Slice:
...In testimony before the Florida state legislature, United Faculty of Florida President Tom Auxter said, “This legislation has the effect of undermining academic freedom while claiming to promote academic freedom....It will, if written into law, cause a dumbing down of the mental life of students to the cartoon version of intelligence we find on right-wing talk shows where everything controversial is broken into categories such as conservative vs. liberal, religious vs. secular humanist, or American vs. communist….”
But from the vignette box in the same article is one sligtly more interesting commentary:
It amazes me to hear policy makers, who, just as I did, benefited mightily from access to low-cost, public higher education, now seriously talking about denying that opportunity to a whole generation of young people in America.

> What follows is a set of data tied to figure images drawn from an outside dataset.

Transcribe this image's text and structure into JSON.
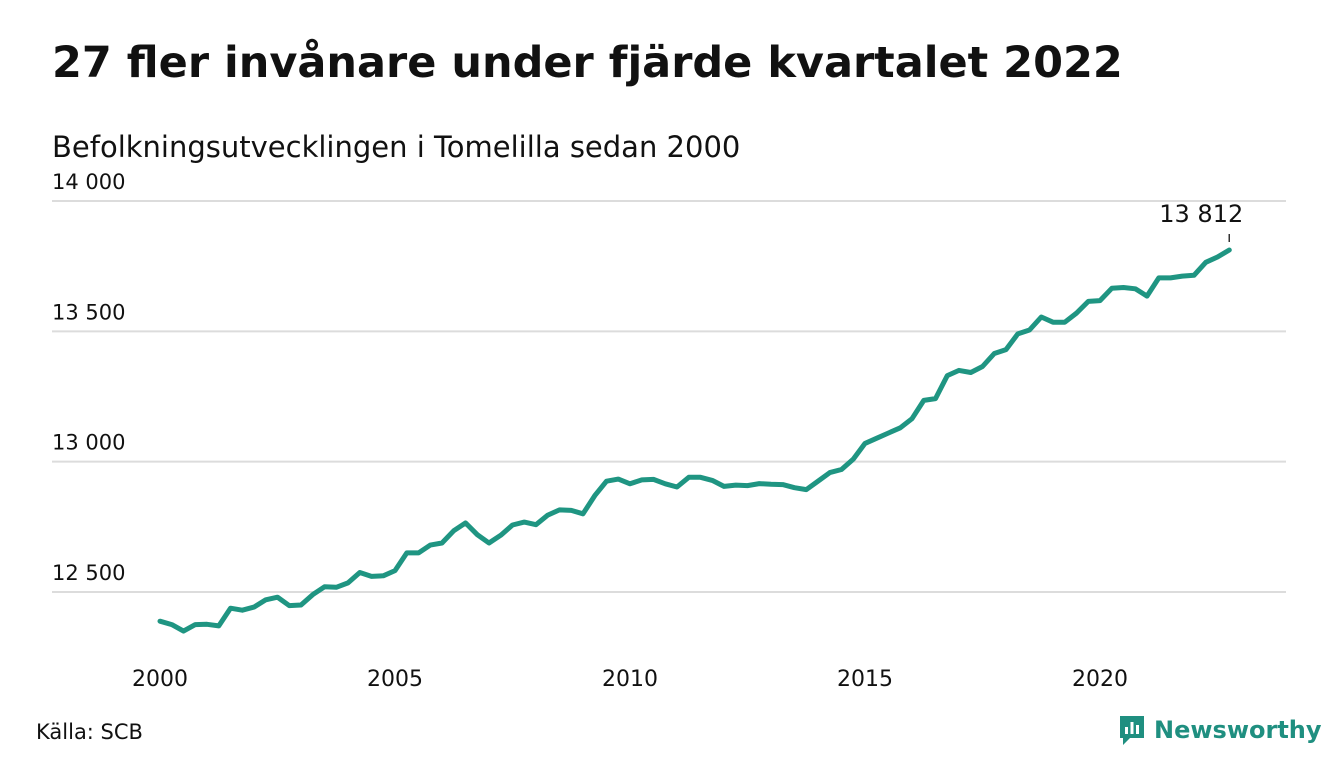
{
  "title": "27 fler invånare under fjärde kvartalet 2022",
  "subtitle": "Befolkningsutvecklingen i Tomelilla sedan 2000",
  "source": "Källa: SCB",
  "brand": {
    "name": "Newsworthy",
    "icon": "newsworthy-logo-icon",
    "color": "#1f8f80"
  },
  "chart_data": {
    "type": "line",
    "title": "27 fler invånare under fjärde kvartalet 2022",
    "subtitle": "Befolkningsutvecklingen i Tomelilla sedan 2000",
    "xlabel": "",
    "ylabel": "",
    "xlim": [
      2000,
      2023.25
    ],
    "ylim": [
      12280,
      14000
    ],
    "x_ticks": [
      2000,
      2005,
      2010,
      2015,
      2020
    ],
    "x_tick_labels": [
      "2000",
      "2005",
      "2010",
      "2015",
      "2020"
    ],
    "y_ticks": [
      12500,
      13000,
      13500,
      14000
    ],
    "y_tick_labels": [
      "12 500",
      "13 000",
      "13 500",
      "14 000"
    ],
    "grid": true,
    "line_color": "#1f9582",
    "annotation": {
      "label": "13 812",
      "x": 2022.75,
      "y": 13812
    },
    "series": [
      {
        "x": [
          2000.0,
          2000.25,
          2000.5,
          2000.75,
          2001.0,
          2001.25,
          2001.5,
          2001.75,
          2002.0,
          2002.25,
          2002.5,
          2002.75,
          2003.0,
          2003.25,
          2003.5,
          2003.75,
          2004.0,
          2004.25,
          2004.5,
          2004.75,
          2005.0,
          2005.25,
          2005.5,
          2005.75,
          2006.0,
          2006.25,
          2006.5,
          2006.75,
          2007.0,
          2007.25,
          2007.5,
          2007.75,
          2008.0,
          2008.25,
          2008.5,
          2008.75,
          2009.0,
          2009.25,
          2009.5,
          2009.75,
          2010.0,
          2010.25,
          2010.5,
          2010.75,
          2011.0,
          2011.25,
          2011.5,
          2011.75,
          2012.0,
          2012.25,
          2012.5,
          2012.75,
          2013.0,
          2013.25,
          2013.5,
          2013.75,
          2014.0,
          2014.25,
          2014.5,
          2014.75,
          2015.0,
          2015.25,
          2015.5,
          2015.75,
          2016.0,
          2016.25,
          2016.5,
          2016.75,
          2017.0,
          2017.25,
          2017.5,
          2017.75,
          2018.0,
          2018.25,
          2018.5,
          2018.75,
          2019.0,
          2019.25,
          2019.5,
          2019.75,
          2020.0,
          2020.25,
          2020.5,
          2020.75,
          2021.0,
          2021.25,
          2021.5,
          2021.75,
          2022.0,
          2022.25,
          2022.5,
          2022.75
        ],
        "values": [
          12388,
          12375,
          12350,
          12375,
          12376,
          12370,
          12438,
          12430,
          12442,
          12470,
          12480,
          12448,
          12450,
          12490,
          12520,
          12518,
          12535,
          12575,
          12560,
          12562,
          12582,
          12650,
          12650,
          12680,
          12688,
          12735,
          12765,
          12720,
          12688,
          12718,
          12757,
          12768,
          12758,
          12795,
          12815,
          12813,
          12800,
          12870,
          12925,
          12933,
          12915,
          12930,
          12932,
          12915,
          12903,
          12940,
          12940,
          12928,
          12905,
          12910,
          12908,
          12916,
          12913,
          12912,
          12900,
          12893,
          12925,
          12958,
          12970,
          13010,
          13070,
          13090,
          13110,
          13130,
          13165,
          13235,
          13242,
          13330,
          13350,
          13342,
          13365,
          13415,
          13430,
          13490,
          13505,
          13555,
          13535,
          13535,
          13570,
          13615,
          13618,
          13665,
          13668,
          13663,
          13635,
          13705,
          13705,
          13712,
          13715,
          13765,
          13785,
          13812
        ]
      }
    ]
  }
}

We can't afford it, they say. Let’s see, I got mine, but now I don't want to pay for you to get yours! The richest nation in the world—first in gross domestic product, first in the number of millionaires and billionaires—cannot afford to provide working class kids the opportunity to go to a university. Well, there is one way. You can join the military, go to some far away land to get shot at, and then, if you survive, the government will pay for your college education. In today’s America, the haves go to college right out of high school and the have-nots go to war so they might some day be able to go to college.
— NEA President Reg Weaver addressing the National Center for the Study of Collective Bargaining in Higher Education. March 19, 2005.